- Anara Location in West Bengal Anara Anara (India)
- Coordinates: 23°28′49″N 86°33′37″E﻿ / ﻿23.4802174°N 86.5603302°E
- Country: India
- State: West Bengal
- District: Purulia
- Subdistrict: Para

Population (2011)
- • Total: 5,517
- Time zone: UTC+05:30 (IST)
- Pincode: 723126
- ISO 3166 code: IN-WB

= Anara, Purulia =

Anara is a Town in the Para CD block in the Raghunathpur subdivision of the Purulia district, West Bengal, India, about 14 km from Adra Junction. Anara Railway Station is having 2 platforms for up trains and down trains. Anara has large number of Railway employees mostly Running staff residing in 3 pockets viz. Bungalow side, Old colony and new colony apart from the market area. There is a big railway school and adjacent to it a play ground.

==Geography==

===Area overview===
Purulia district forms the lowest step of the Chota Nagpur Plateau. The general scenario is undulating land with scattered hills. Raghunathpur subdivision occupies the northern part of the district. 83.80% of the population of the subdivision lives in rural areas. However, there are pockets of urbanization and 16.20% of the population lives in urban areas. There are 14 census towns in the subdivision. It is presented in the map given alongside. There is a coal mining area around Parbelia and two thermal power plants are there – the 500 MW Santaldih Thermal Power Station and the 1200 MW Raghunathpur Thermal Power Station. The subdivision has a rich heritage of old temples, some of them belonging to the 11th century or earlier. The Banda Deul is a monument of national importance. The comparatively more recent in historical terms, Panchkot Raj has interesting and intriguing remains in the area.

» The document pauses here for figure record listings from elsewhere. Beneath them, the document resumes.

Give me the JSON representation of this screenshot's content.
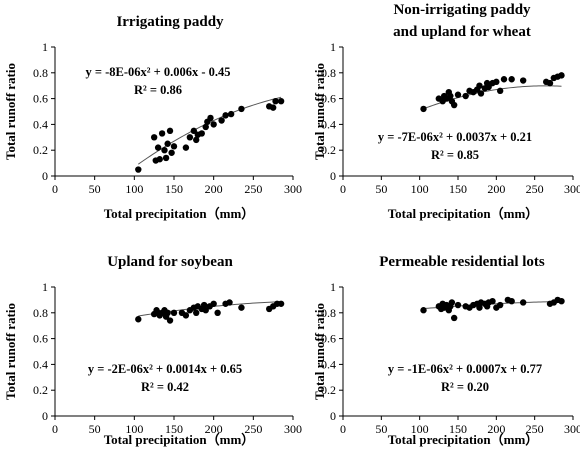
{
  "charts": [
    {
      "type": "scatter",
      "title_lines": [
        "Irrigating paddy"
      ],
      "xlabel": "Total precipitation（mm）",
      "ylabel": "Total runoff ratio",
      "xlim": [
        0,
        300
      ],
      "ylim": [
        0,
        1
      ],
      "xticks": [
        0,
        50,
        100,
        150,
        200,
        250,
        300
      ],
      "yticks": [
        0,
        0.2,
        0.4,
        0.6,
        0.8,
        1
      ],
      "equation": "y = -8E-06x² + 0.006x - 0.45",
      "r2": "R² = 0.86",
      "trend": {
        "a": -8e-06,
        "b": 0.006,
        "c": -0.45,
        "x_range": [
          105,
          285
        ]
      },
      "points": [
        [
          105,
          0.05
        ],
        [
          125,
          0.3
        ],
        [
          127,
          0.12
        ],
        [
          130,
          0.22
        ],
        [
          132,
          0.13
        ],
        [
          135,
          0.33
        ],
        [
          138,
          0.2
        ],
        [
          140,
          0.14
        ],
        [
          142,
          0.25
        ],
        [
          145,
          0.35
        ],
        [
          147,
          0.18
        ],
        [
          150,
          0.23
        ],
        [
          165,
          0.22
        ],
        [
          170,
          0.3
        ],
        [
          175,
          0.35
        ],
        [
          178,
          0.28
        ],
        [
          180,
          0.32
        ],
        [
          185,
          0.33
        ],
        [
          190,
          0.38
        ],
        [
          192,
          0.42
        ],
        [
          196,
          0.45
        ],
        [
          200,
          0.4
        ],
        [
          210,
          0.43
        ],
        [
          215,
          0.47
        ],
        [
          222,
          0.48
        ],
        [
          235,
          0.52
        ],
        [
          270,
          0.54
        ],
        [
          275,
          0.53
        ],
        [
          278,
          0.58
        ],
        [
          285,
          0.58
        ]
      ]
    },
    {
      "type": "scatter",
      "title_lines": [
        "Non-irrigating paddy",
        "and upland for wheat"
      ],
      "xlabel": "Total precipitation（mm）",
      "ylabel": "Total runoff ratio",
      "xlim": [
        0,
        300
      ],
      "ylim": [
        0,
        1
      ],
      "xticks": [
        0,
        50,
        100,
        150,
        200,
        250,
        300
      ],
      "yticks": [
        0,
        0.2,
        0.4,
        0.6,
        0.8,
        1
      ],
      "equation": "y = -7E-06x² + 0.0037x + 0.21",
      "r2": "R² = 0.85",
      "trend": {
        "a": -7e-06,
        "b": 0.0037,
        "c": 0.21,
        "x_range": [
          105,
          285
        ]
      },
      "points": [
        [
          105,
          0.52
        ],
        [
          125,
          0.6
        ],
        [
          130,
          0.58
        ],
        [
          132,
          0.62
        ],
        [
          135,
          0.6
        ],
        [
          138,
          0.65
        ],
        [
          140,
          0.62
        ],
        [
          142,
          0.58
        ],
        [
          145,
          0.55
        ],
        [
          150,
          0.63
        ],
        [
          160,
          0.62
        ],
        [
          165,
          0.66
        ],
        [
          170,
          0.65
        ],
        [
          175,
          0.67
        ],
        [
          178,
          0.7
        ],
        [
          180,
          0.64
        ],
        [
          185,
          0.68
        ],
        [
          188,
          0.72
        ],
        [
          190,
          0.69
        ],
        [
          195,
          0.72
        ],
        [
          200,
          0.73
        ],
        [
          205,
          0.66
        ],
        [
          210,
          0.75
        ],
        [
          220,
          0.75
        ],
        [
          235,
          0.74
        ],
        [
          265,
          0.73
        ],
        [
          270,
          0.72
        ],
        [
          275,
          0.76
        ],
        [
          280,
          0.77
        ],
        [
          285,
          0.78
        ]
      ]
    },
    {
      "type": "scatter",
      "title_lines": [
        "Upland for soybean"
      ],
      "xlabel": "Total precipitation（mm）",
      "ylabel": "Total runoff ratio",
      "xlim": [
        0,
        300
      ],
      "ylim": [
        0,
        1
      ],
      "xticks": [
        0,
        50,
        100,
        150,
        200,
        250,
        300
      ],
      "yticks": [
        0,
        0.2,
        0.4,
        0.6,
        0.8,
        1
      ],
      "equation": "y = -2E-06x² + 0.0014x + 0.65",
      "r2": "R² = 0.42",
      "trend": {
        "a": -2e-06,
        "b": 0.0014,
        "c": 0.65,
        "x_range": [
          105,
          285
        ]
      },
      "points": [
        [
          105,
          0.75
        ],
        [
          125,
          0.79
        ],
        [
          128,
          0.82
        ],
        [
          130,
          0.8
        ],
        [
          132,
          0.78
        ],
        [
          135,
          0.8
        ],
        [
          138,
          0.82
        ],
        [
          140,
          0.77
        ],
        [
          142,
          0.8
        ],
        [
          145,
          0.74
        ],
        [
          150,
          0.8
        ],
        [
          160,
          0.8
        ],
        [
          165,
          0.78
        ],
        [
          170,
          0.82
        ],
        [
          175,
          0.84
        ],
        [
          178,
          0.8
        ],
        [
          180,
          0.85
        ],
        [
          185,
          0.83
        ],
        [
          188,
          0.86
        ],
        [
          190,
          0.82
        ],
        [
          195,
          0.85
        ],
        [
          200,
          0.87
        ],
        [
          205,
          0.8
        ],
        [
          215,
          0.87
        ],
        [
          220,
          0.88
        ],
        [
          235,
          0.84
        ],
        [
          270,
          0.83
        ],
        [
          275,
          0.85
        ],
        [
          280,
          0.87
        ],
        [
          285,
          0.87
        ]
      ]
    },
    {
      "type": "scatter",
      "title_lines": [
        "Permeable residential lots"
      ],
      "xlabel": "Total precipitation（mm）",
      "ylabel": "Total runoff ratio",
      "xlim": [
        0,
        300
      ],
      "ylim": [
        0,
        1
      ],
      "xticks": [
        0,
        50,
        100,
        150,
        200,
        250,
        300
      ],
      "yticks": [
        0,
        0.2,
        0.4,
        0.6,
        0.8,
        1
      ],
      "equation": "y = -1E-06x² + 0.0007x + 0.77",
      "equation_italic_vars": true,
      "r2": "R² = 0.20",
      "trend": {
        "a": -1e-06,
        "b": 0.0007,
        "c": 0.77,
        "x_range": [
          105,
          285
        ]
      },
      "points": [
        [
          105,
          0.82
        ],
        [
          125,
          0.85
        ],
        [
          128,
          0.83
        ],
        [
          130,
          0.87
        ],
        [
          132,
          0.84
        ],
        [
          135,
          0.86
        ],
        [
          138,
          0.82
        ],
        [
          140,
          0.85
        ],
        [
          142,
          0.88
        ],
        [
          145,
          0.76
        ],
        [
          150,
          0.86
        ],
        [
          160,
          0.85
        ],
        [
          165,
          0.84
        ],
        [
          170,
          0.86
        ],
        [
          175,
          0.87
        ],
        [
          178,
          0.84
        ],
        [
          180,
          0.88
        ],
        [
          185,
          0.87
        ],
        [
          188,
          0.85
        ],
        [
          190,
          0.88
        ],
        [
          195,
          0.89
        ],
        [
          200,
          0.84
        ],
        [
          205,
          0.86
        ],
        [
          215,
          0.9
        ],
        [
          220,
          0.89
        ],
        [
          235,
          0.88
        ],
        [
          270,
          0.87
        ],
        [
          275,
          0.88
        ],
        [
          280,
          0.9
        ],
        [
          285,
          0.89
        ]
      ]
    }
  ]
}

Note: The map alongside presents some of the notable locations in the subdivision. All places marked in the map are linked in the larger full screen map.

==Demographics==
According to the 2011 Census of India, Anara had a total population of 5,517, of which 2,822 (51%) were males and 2695 (49%) were females. There were 679 persons in the age range of 0–6 years. The total number of literate persons in Anara was 2,964 (61.26& of the population over 6 years).

==Transport==
Anara is off State Highway 5 running from Rupnarayanpur (in Bardhaman district) to Junput (in Purba Medinipur district).

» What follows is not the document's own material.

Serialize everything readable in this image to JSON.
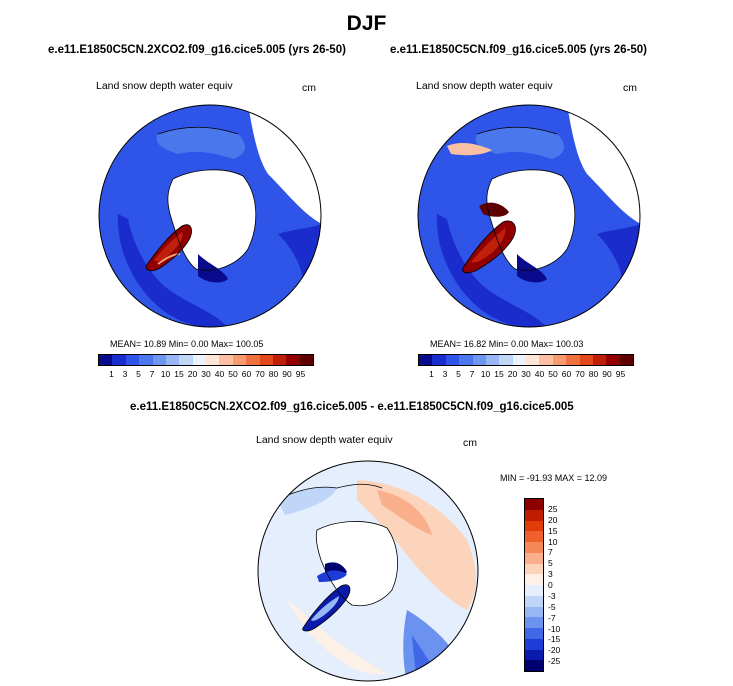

There is a station at Anara on the Adra-Purulia sector of the Asansol-Tatanagar-Kharagpur line of the South Eastern Railway. South Bihar Express and Swarnarekha Express are two major trains that stops here.

==Education==
Raghunathpur College was established in 1961 at Raghunathpur.

Anara South Eastern Railway Colony High School is a Bengali-medium boys only institution established in 1957. It has facilities for teaching from class V to class XII.

Anara Girls High School is a Bengali-medium girls only institution established in 1962. It has facilities for teaching from class V to class XII.

==Culture==
Banda Deul, located nearby, an 11th-century temple, is a monument of national importance.

There are some protected monuments at Para, under the Government of West Bengal.